Alicante Ganzin is a red French wine grape variety. Unlike most Vitis vinifera wine grapes, Alicante Ganzin is a teinturier with dark flesh that produces red juice. Most varieties used to produce red wine, such as Cabernet Sauvignon, Syrah, etc., have clear color flesh and juice with the wine receiving its color through a maceration process where the color seeps out of the grape skins for as long as they are in contact with the juice. Alicante Ganzin can thus produce light red and rose colored wine without maceration. It is believed that Alicante Ganzin is often described as the progenitor of all French teinturier grapes.

==History==
While Alicante Ganzin is believed by ampelographers to be the progenitor of all French teinturiers, the exact origins of the grape variety are not clear.
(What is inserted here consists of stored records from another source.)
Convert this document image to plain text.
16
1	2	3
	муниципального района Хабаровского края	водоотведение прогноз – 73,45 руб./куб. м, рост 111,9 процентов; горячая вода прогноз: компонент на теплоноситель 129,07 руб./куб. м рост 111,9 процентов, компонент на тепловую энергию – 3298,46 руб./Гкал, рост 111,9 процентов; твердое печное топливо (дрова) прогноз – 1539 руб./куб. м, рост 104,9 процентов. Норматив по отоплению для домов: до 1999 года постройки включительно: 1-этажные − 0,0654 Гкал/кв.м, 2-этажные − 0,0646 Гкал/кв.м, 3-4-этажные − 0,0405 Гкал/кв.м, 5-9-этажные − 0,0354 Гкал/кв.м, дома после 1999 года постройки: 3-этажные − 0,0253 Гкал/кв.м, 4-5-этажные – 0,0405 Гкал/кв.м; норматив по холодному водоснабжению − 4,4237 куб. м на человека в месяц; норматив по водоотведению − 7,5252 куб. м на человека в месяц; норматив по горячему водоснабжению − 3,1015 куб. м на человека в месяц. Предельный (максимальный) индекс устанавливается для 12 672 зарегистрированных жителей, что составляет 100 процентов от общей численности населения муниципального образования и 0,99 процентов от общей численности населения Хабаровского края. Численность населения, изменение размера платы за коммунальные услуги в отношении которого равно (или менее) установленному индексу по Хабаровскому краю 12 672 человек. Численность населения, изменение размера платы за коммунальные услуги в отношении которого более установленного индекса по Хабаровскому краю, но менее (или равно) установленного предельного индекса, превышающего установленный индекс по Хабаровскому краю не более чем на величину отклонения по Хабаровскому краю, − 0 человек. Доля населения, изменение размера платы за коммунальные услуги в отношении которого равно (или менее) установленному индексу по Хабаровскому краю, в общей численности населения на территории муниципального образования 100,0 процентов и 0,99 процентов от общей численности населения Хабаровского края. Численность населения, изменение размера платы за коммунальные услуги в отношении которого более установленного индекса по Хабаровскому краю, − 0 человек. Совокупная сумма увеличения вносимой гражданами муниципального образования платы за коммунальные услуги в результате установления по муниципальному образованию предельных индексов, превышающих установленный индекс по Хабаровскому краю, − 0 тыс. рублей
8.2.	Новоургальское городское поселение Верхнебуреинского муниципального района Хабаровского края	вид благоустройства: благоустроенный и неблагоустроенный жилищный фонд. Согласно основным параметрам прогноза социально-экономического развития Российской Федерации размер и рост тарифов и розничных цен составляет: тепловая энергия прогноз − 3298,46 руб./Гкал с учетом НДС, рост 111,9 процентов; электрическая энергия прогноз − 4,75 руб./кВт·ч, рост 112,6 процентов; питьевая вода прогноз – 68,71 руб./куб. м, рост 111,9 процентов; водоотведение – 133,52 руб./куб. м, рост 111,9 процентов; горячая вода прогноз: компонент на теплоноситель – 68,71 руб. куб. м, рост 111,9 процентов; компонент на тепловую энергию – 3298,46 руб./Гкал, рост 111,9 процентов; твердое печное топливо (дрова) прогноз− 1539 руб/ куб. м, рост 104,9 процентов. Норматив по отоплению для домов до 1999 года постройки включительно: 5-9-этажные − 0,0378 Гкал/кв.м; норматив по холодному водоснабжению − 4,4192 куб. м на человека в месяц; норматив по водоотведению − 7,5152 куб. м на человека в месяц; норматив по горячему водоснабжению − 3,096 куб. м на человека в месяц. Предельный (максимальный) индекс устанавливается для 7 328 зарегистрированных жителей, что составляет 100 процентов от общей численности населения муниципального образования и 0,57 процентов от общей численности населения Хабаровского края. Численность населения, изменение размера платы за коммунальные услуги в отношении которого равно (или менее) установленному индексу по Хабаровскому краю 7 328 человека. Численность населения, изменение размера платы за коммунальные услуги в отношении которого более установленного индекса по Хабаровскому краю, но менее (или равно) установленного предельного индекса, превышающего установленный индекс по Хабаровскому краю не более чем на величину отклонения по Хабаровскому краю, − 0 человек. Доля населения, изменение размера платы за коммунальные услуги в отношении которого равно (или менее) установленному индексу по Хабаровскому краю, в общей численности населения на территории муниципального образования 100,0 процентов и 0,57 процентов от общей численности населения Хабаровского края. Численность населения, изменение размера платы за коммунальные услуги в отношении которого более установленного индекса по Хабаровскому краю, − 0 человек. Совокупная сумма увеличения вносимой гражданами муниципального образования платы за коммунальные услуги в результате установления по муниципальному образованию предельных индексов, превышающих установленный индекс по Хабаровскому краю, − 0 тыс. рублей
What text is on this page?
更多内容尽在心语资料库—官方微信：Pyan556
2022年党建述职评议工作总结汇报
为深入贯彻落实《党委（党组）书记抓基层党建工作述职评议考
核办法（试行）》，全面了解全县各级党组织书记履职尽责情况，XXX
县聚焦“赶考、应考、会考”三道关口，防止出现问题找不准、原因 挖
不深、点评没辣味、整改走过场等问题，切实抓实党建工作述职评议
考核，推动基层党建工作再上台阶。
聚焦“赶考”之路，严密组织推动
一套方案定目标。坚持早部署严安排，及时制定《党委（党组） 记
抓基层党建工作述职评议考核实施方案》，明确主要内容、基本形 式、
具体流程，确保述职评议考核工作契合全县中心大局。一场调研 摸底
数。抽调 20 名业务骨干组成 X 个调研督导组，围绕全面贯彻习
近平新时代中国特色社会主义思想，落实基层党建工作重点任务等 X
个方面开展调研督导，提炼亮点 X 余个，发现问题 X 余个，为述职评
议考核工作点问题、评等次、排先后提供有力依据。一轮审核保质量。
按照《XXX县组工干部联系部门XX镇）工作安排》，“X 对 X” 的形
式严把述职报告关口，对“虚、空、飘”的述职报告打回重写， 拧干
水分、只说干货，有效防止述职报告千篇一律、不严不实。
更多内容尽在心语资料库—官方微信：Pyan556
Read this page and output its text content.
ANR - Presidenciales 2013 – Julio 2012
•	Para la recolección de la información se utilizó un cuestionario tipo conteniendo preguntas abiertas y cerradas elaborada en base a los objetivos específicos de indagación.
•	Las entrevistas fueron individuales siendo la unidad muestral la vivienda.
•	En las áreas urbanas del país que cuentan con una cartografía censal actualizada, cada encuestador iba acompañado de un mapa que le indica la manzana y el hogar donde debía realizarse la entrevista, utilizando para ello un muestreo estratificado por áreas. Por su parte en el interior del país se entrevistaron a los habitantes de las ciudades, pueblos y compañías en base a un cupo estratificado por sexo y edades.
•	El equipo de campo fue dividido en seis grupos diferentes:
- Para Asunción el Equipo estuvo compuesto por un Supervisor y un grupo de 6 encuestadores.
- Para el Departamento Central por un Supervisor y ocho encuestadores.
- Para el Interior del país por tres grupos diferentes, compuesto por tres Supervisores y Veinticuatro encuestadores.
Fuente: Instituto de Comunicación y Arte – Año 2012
Some, such as British wine expert Jancis Robinson, describe the grape as a cross of Alicante Bouschet and a hybrid of a Vitis rupestris variety and Vitis vinifera grape Aramon known as Aramon Rupestris Ganzin No.4. This is the parentage attributed to the variety by the Vitis International Variety Catalogue, which date the grape's creation to 1886 by private grape breeder Victor Ganzin.

===Offspring===
In 1958, University of California, Davis viticulturist Dr. Harold Olmo crossed Alicante Ganzin with the Portuguese wine grape variety Tinta Cão to produce the red-fleshed variety Rubired that is often used a coloring agent in red wine blends. Olmo also used Alicante Ganzin to cross with the Jura wine grape Trousseau gris to produce Royalty.